Less lies through brain stimulation
The researchers applied transcranial direct current stimulation over a region in the right dorsolateral prefrontal cortex (rDLPFC). This noninvasive brain stimulation method makes brain cells more sensitive i.e., they are more likely to be active. When the researchers applied this stimulation during the task, participants were less likely to cheat, evidence of honest behaviour. However, the number of consistent cheaters remained the same.

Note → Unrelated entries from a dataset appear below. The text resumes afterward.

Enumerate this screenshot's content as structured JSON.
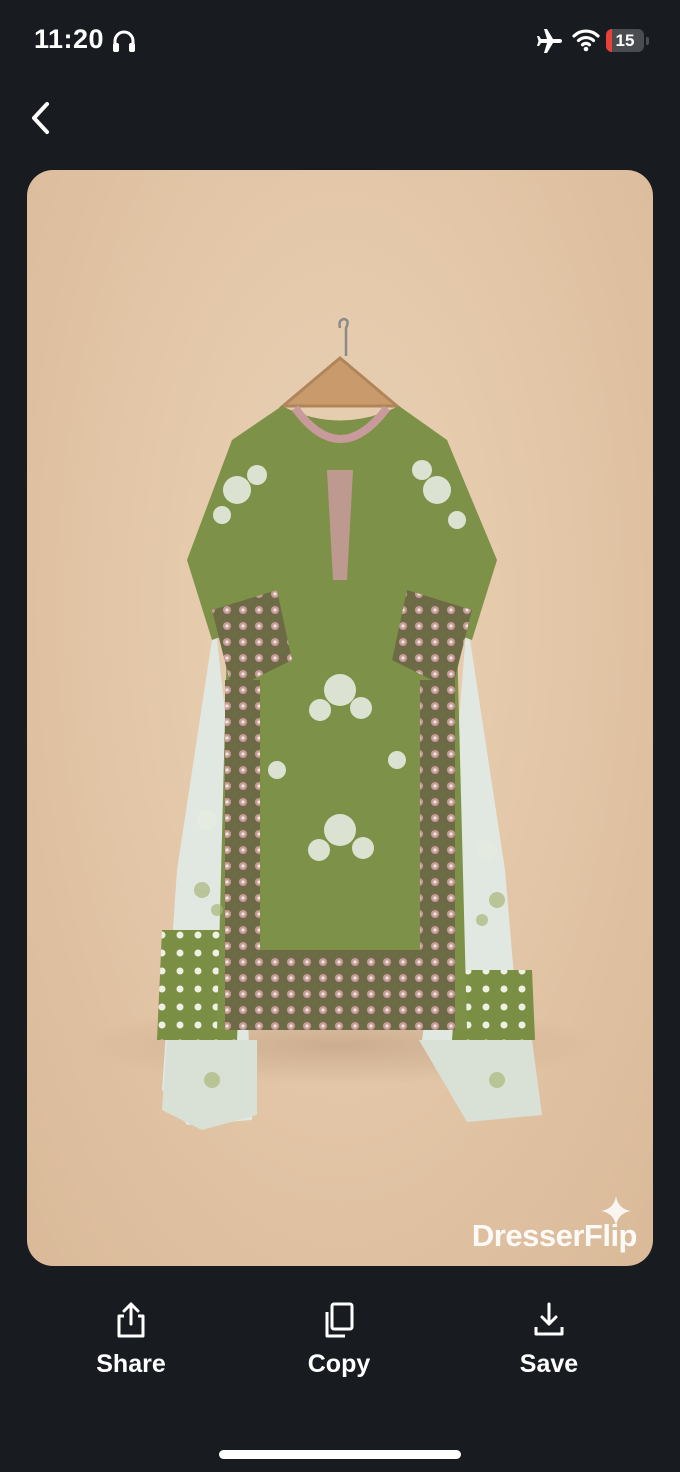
{
  "status_bar": {
    "time": "11:20",
    "battery_percent": "15",
    "battery_level": 0.15,
    "battery_color": "#e8413a",
    "icons": [
      "headphones-icon",
      "airplane-icon",
      "wifi-icon"
    ]
  },
  "nav": {
    "back_icon": "chevron-left-icon"
  },
  "photo": {
    "background": "#e2c5a6",
    "watermark": "DresserFlip"
  },
  "actions": [
    {
      "label": "Share",
      "icon": "share-icon"
    },
    {
      "label": "Copy",
      "icon": "copy-icon"
    },
    {
      "label": "Save",
      "icon": "download-icon"
    }
  ]
}
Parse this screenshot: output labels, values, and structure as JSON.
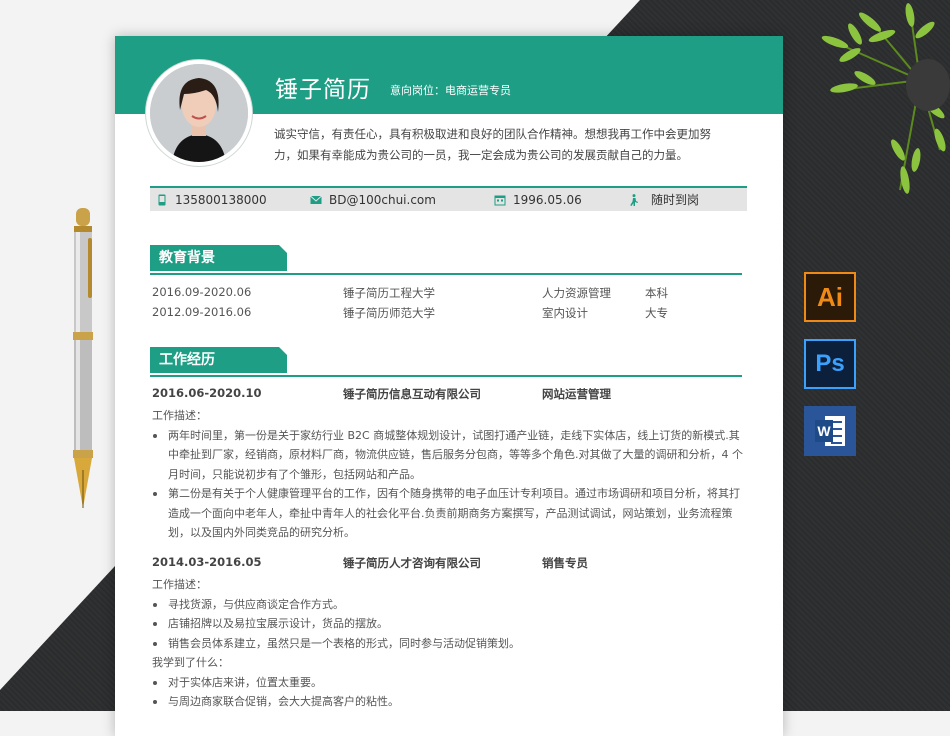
{
  "resume": {
    "name": "锤子简历",
    "intent": "意向岗位：电商运营专员",
    "summary": "诚实守信，有责任心，具有积极取进和良好的团队合作精神。想想我再工作中会更加努力，如果有幸能成为贵公司的一员，我一定会成为贵公司的发展贡献自己的力量。",
    "contact": {
      "phone": "135800138000",
      "email": "BD@100chui.com",
      "birth": "1996.05.06",
      "availability": "随时到岗"
    },
    "education": {
      "title": "教育背景",
      "rows": [
        {
          "period": "2016.09-2020.06",
          "school": "锤子简历工程大学",
          "major": "人力资源管理",
          "degree": "本科"
        },
        {
          "period": "2012.09-2016.06",
          "school": "锤子简历师范大学",
          "major": "室内设计",
          "degree": "大专"
        }
      ]
    },
    "work": {
      "title": "工作经历",
      "jobs": [
        {
          "period": "2016.06-2020.10",
          "company": "锤子简历信息互动有限公司",
          "position": "网站运营管理",
          "desc_label": "工作描述：",
          "bullets": [
            "两年时间里，第一份是关于家纺行业 B2C 商城整体规划设计，试图打通产业链，走线下实体店，线上订货的新模式.其中牵扯到厂家，经销商，原材料厂商，物流供应链，售后服务分包商，等等多个角色.对其做了大量的调研和分析，4 个月时间，只能说初步有了个雏形，包括网站和产品。",
            "第二份是有关于个人健康管理平台的工作，因有个随身携带的电子血压计专利项目。通过市场调研和项目分析，将其打造成一个面向中老年人，牵扯中青年人的社会化平台.负责前期商务方案撰写，产品测试调试，网站策划，业务流程策划，以及国内外同类竞品的研究分析。"
          ]
        },
        {
          "period": "2014.03-2016.05",
          "company": "锤子简历人才咨询有限公司",
          "position": "销售专员",
          "desc_label": "工作描述：",
          "bullets": [
            "寻找货源，与供应商谈定合作方式。",
            "店铺招牌以及易拉宝展示设计，货品的摆放。",
            "销售会员体系建立，虽然只是一个表格的形式，同时参与活动促销策划。"
          ],
          "learned_label": "我学到了什么：",
          "learned": [
            "对于实体店来讲，位置太重要。",
            "与周边商家联合促销，会大大提高客户的粘性。"
          ]
        }
      ]
    }
  },
  "software_icons": [
    "Ai",
    "Ps",
    "W"
  ],
  "colors": {
    "accent": "#1e9e85",
    "dark_bg": "#2b2d2e"
  }
}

Christian Ruff, UZH Professor of Neuroeconomics, points out “This finding suggests that the stimulation mainly reduced cheating in participants who actually experienced a moral conflict, but did not influence the decision making process in those not in those who were committed to maximizing their earnings.”
Conflict between money and morals
The researchers found that the stimulation only affected the process of weighing up material versus moral motives. They found no effects for other types of conflict that do not involve moral concerns (i.e., financial decisions involving risk, ambiguity, and delayed rewards). Similarly, an additional experiment showed that the stimulation did not affect honest behavior when cheating led to a payoff for another person instead of oneself and the conflict was therefore between two moral motives. The pattern of results suggests that the stimulated neurobiological process specifically resolves trade-offs between material self-interest and honesty.
Developing an understanding of the biological basis of behavior
According to the researchers, these findings are an important first step in identifying the brain processes that allow people to behave honestly. “These brain processes could lie at the heart of individual differences and possibly pathologies of honest behavior,” explains Christian Ruff. And finally, the new results raise the question to what degree honest behavior is based on biological predispositions, which may be crucial for jurisdiction. Michel Maréchal summarizes: “If breaches of honesty indeed represent an organic condition, our results question to what extent people can be made fully liable for their wrongdoings.”